SHIFT: Motion Alignment in Video Diffusion Models with Adversarial Hybrid Fine-Tuning

arXiv cs.CV / 3/19/2026

📰 NewsIdeas & Deep AnalysisModels & Research

Key Points

  • The paper addresses motion fidelity and long-term temporal coherence in video diffusion models after fine-tuning.
  • It introduces pixel-motion rewards based on pixel flux dynamics to capture both instantaneous and long-term motion consistency.
  • It proposes Smooth Hybrid Fine-tuning (SHIFT), unifying supervised fine-tuning with advantage-weighted fine-tuning in a reward-driven framework and leveraging adversarial benefits to improve convergence and reduce reward hacking.
  • Experiments show SHIFT effectively resolves dynamic-degree collapse in modern video diffusion models during supervised fine-tuning.

Abstract

Image-conditioned Video diffusion models achieve impressive visual realism but often suffer from weakened motion fidelity, e.g., reduced motion dynamics or degraded long-term temporal coherence, especially after fine-tuning.

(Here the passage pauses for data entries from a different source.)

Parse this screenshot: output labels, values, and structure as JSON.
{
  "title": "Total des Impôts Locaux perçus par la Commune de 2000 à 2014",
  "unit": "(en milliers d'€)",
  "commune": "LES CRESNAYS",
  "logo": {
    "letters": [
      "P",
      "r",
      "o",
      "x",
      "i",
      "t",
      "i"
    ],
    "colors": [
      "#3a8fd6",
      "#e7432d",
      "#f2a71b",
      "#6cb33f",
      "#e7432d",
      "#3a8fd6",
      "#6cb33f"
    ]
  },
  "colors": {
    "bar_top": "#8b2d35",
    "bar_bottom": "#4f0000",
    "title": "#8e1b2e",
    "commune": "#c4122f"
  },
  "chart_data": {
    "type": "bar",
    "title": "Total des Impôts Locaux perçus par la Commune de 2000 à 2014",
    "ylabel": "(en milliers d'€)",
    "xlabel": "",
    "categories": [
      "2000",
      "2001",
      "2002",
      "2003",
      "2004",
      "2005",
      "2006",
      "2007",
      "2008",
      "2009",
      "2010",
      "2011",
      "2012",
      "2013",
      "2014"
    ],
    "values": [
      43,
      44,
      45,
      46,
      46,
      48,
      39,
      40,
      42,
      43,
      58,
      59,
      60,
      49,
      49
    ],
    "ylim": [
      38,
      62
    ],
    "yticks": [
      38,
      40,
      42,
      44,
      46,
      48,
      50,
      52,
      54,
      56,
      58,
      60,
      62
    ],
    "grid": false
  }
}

We study the problem of motion alignment in video diffusion models post-training. To address this, we introduce pixel-motion rewards based on pixel flux dynamics, capturing both instantaneous and long-term motion consistency. We further propose Smooth Hybrid Fine-tuning (SHIFT), a scalable reward-driven fine-tuning framework for video diffusion models. SHIFT fuses the normal supervised fine-tuning and advantage weighted fine-tuning into a unified framework. Benefiting from novel adversarial advantages, SHIFT improves convergence speed and mitigates reward hacking. Experiments show that our approach efficiently resolves dynamic-degree collapse in modern video diffusion models supervised fine-tuning.